Bowling Together: The Civil Corps

I have been trying to think of viable solutions to the issue of American apathy and complacency regarding the welfare of our society and country. While I do think Henry's idea of transforming the classroom education is a good one, I think something more experiential might have a greater impact. Over New Year's, I talked with Barry about instituting a national Civil Corps for all Americans. This is essentially an extension of the current Americorps and Peace Corps programs, with the difference that this service would become a requirement of high school graduation (or perhaps for any citizen age 18). I propose requiring all American students to serve for one year following their final year of high school. Service would take place both in American communities as well as in relatively stable, safe countries across the globe. Furthermore, I propose that any students who do serve abroad do so in the context of an exchange program. That is, if we send a student to Bolivia, then we should in turn receive a Bolivian student in the United States to take part in the civilian program here.

I believe this program would have a number of important benefits:
1. A civil service requirement would instill a new sense of responsibility to society and to the world in all American citizens, not just those motivated enough to volunteer.
2. Participation in the program would promote involvement in social and political issues.
3. Students would gain valuable manual skills, knowledge, and experience with other cultures. The same can be said of foreign students serving in the U.S.
4. Interactions between other American citizens and those in the Civil Corps would be greately enhanced. Sunstein might view this as an engine for deliberative democracy. With interactions come exchange of ideas, values, and beliefs that are important for generating knowledgeable discussion.
5. American citizens, both in the program and out, would gain greater exposure to foreign cultures. This has the potential to generate empathy and understanding for foreign cultures.
6. Send a message to the world. The United States will not give up on the world. We will not go it alone. We are willing to send our young Americans to serve both our country and yours. These young Americans are not soldiers, they are civilians.

I do know that other countries have such programs. Germany, for instance, requires a year or two service in either the military or civil service before entering college or the equivalent. There are of course, a number of challenges to implementing such a plan. First and foremost, we have to convince Americans that this is worth a year of their children's or grandchildren's lives. We have to convince them that this is a noble and worthy cause that will not only benefit society but also the young adults serving as well. Making service a requirement will be especially difficult, but I believe the effect will be lost if the program is merely optional. Second, such a program would require significant funding, while at the same time diminishing our work force.
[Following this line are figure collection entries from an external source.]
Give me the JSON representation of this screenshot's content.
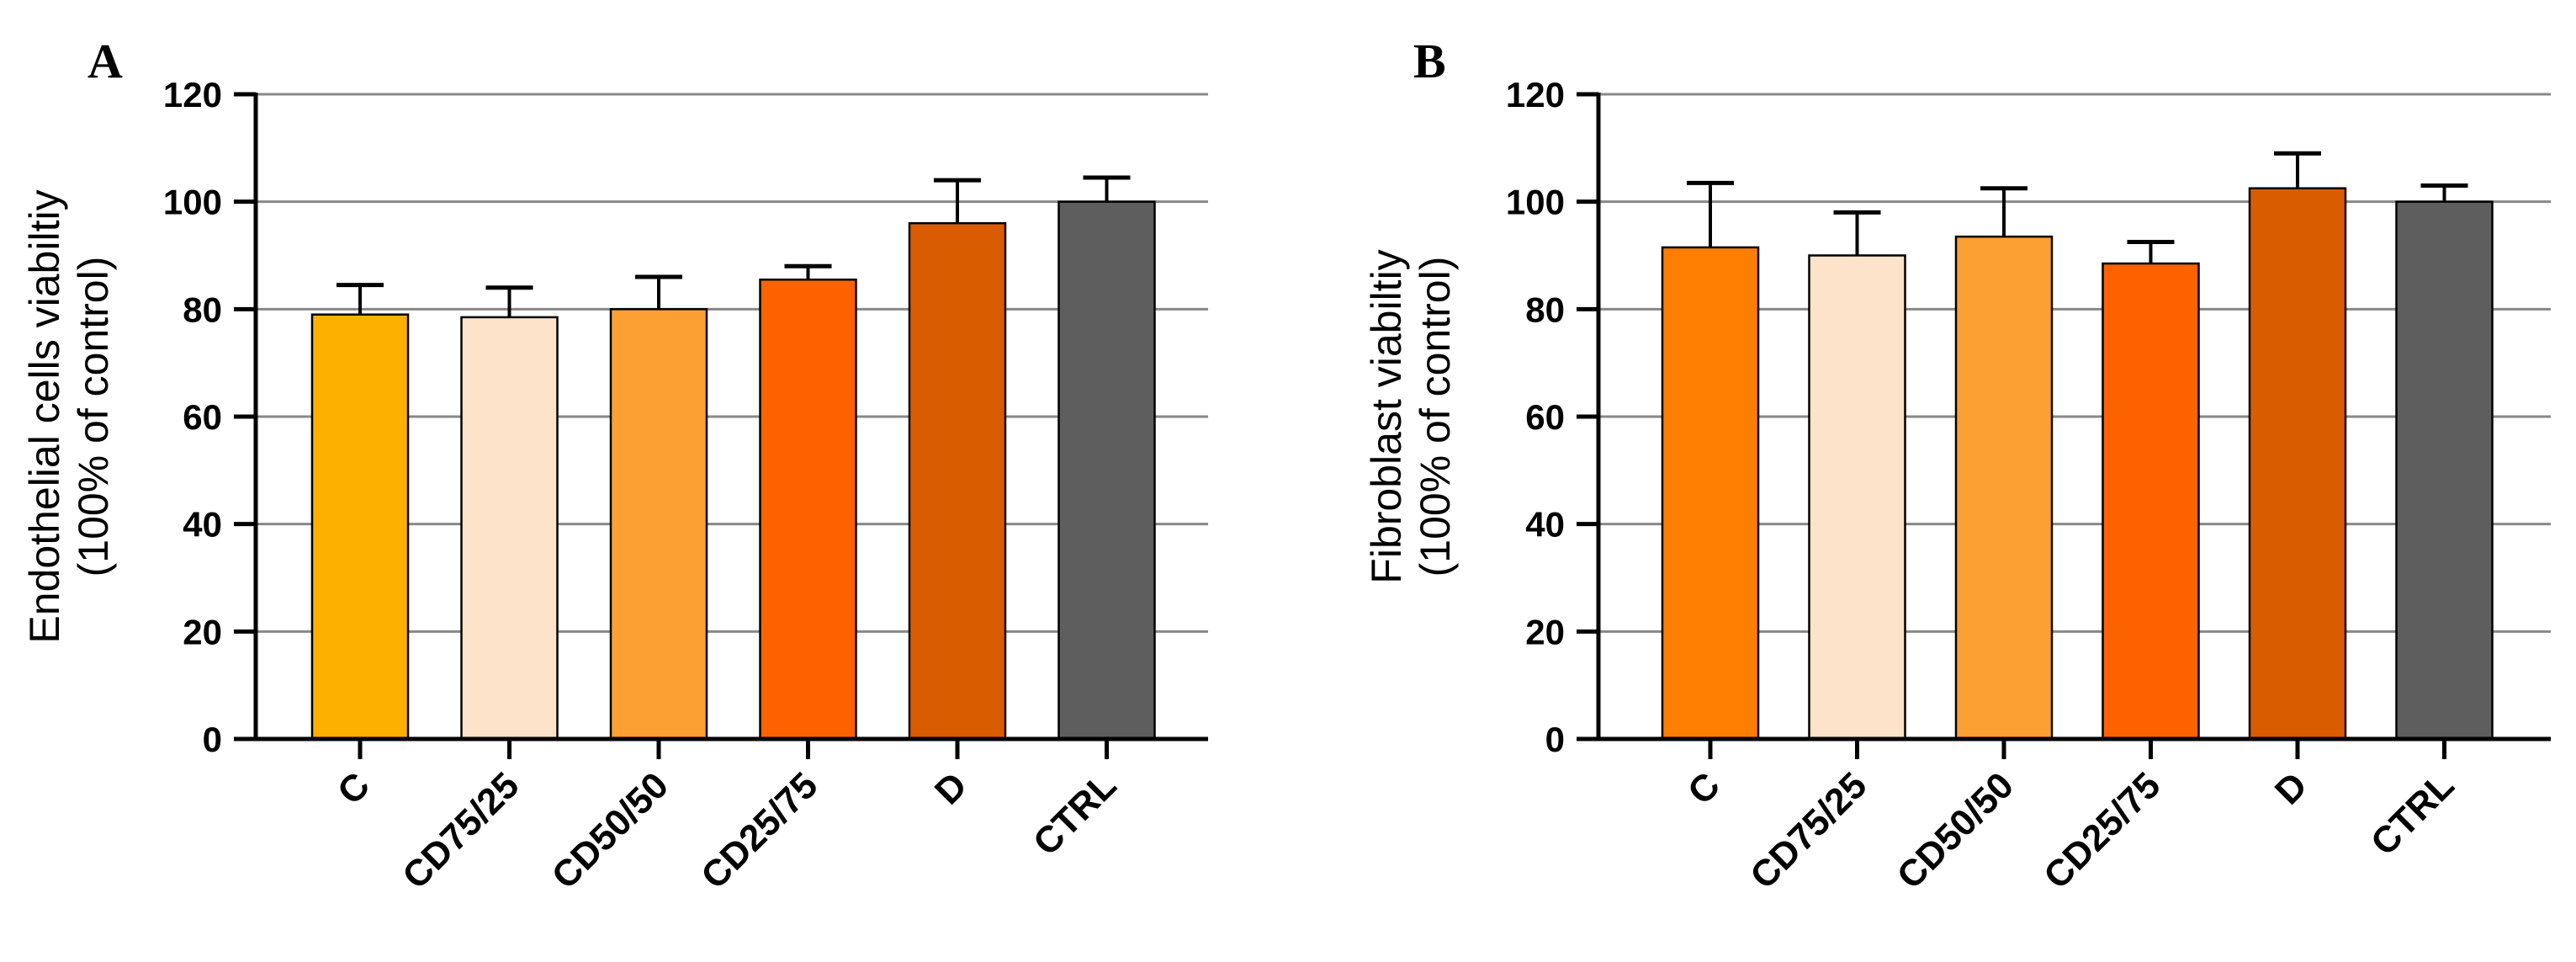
{
  "chart_data": [
    {
      "panel": "A",
      "type": "bar",
      "categories": [
        "C",
        "CD75/25",
        "CD50/50",
        "CD25/75",
        "D",
        "CTRL"
      ],
      "values": [
        79,
        78.5,
        80,
        85.5,
        96,
        100
      ],
      "errors": [
        5.5,
        5.5,
        6,
        2.5,
        8,
        4.5
      ],
      "colors": [
        "#FDB000",
        "#FDE3C9",
        "#FCA033",
        "#FD6200",
        "#DA5C00",
        "#5E5E5E"
      ],
      "ylabel_lines": [
        "Endothelial cells viabiltiy",
        "(100%  of control)"
      ],
      "xlabel": "",
      "ylim": [
        0,
        120
      ],
      "yticks": [
        0,
        20,
        40,
        60,
        80,
        100,
        120
      ],
      "grid": true
    },
    {
      "panel": "B",
      "type": "bar",
      "categories": [
        "C",
        "CD75/25",
        "CD50/50",
        "CD25/75",
        "D",
        "CTRL"
      ],
      "values": [
        91.5,
        90,
        93.5,
        88.5,
        102.5,
        100
      ],
      "errors": [
        12,
        8,
        9,
        4,
        6.5,
        3
      ],
      "colors": [
        "#FD7E00",
        "#FDE3C9",
        "#FCA033",
        "#FD6200",
        "#DA5C00",
        "#5E5E5E"
      ],
      "ylabel_lines": [
        "Fibroblast viabiltiy",
        "(100%  of control)"
      ],
      "xlabel": "",
      "ylim": [
        0,
        120
      ],
      "yticks": [
        0,
        20,
        40,
        60,
        80,
        100,
        120
      ],
      "grid": true
    }
  ]
}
However, the work of the Civil Corps would go towards improving community infrastructure and living conditions and thus have a very positive economic impact.
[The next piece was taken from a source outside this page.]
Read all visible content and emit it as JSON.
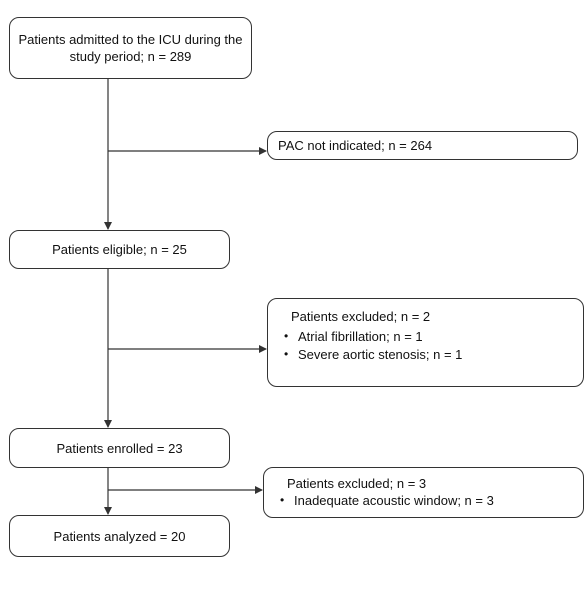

To my pleasant surprise, one presidential candidate, Wesley Clark, is proposing a program with some similarities to this. However, Clark's program seems to be more of a civilian reserve that could be called upon in times of need such as forest fires, disease outbreaks, etc. It is also voluntary (I can't blame him) and participants have to make 5-year commitments which are renewable. It is an interesting proposal and I'm not aware of anything similar from the other candidates.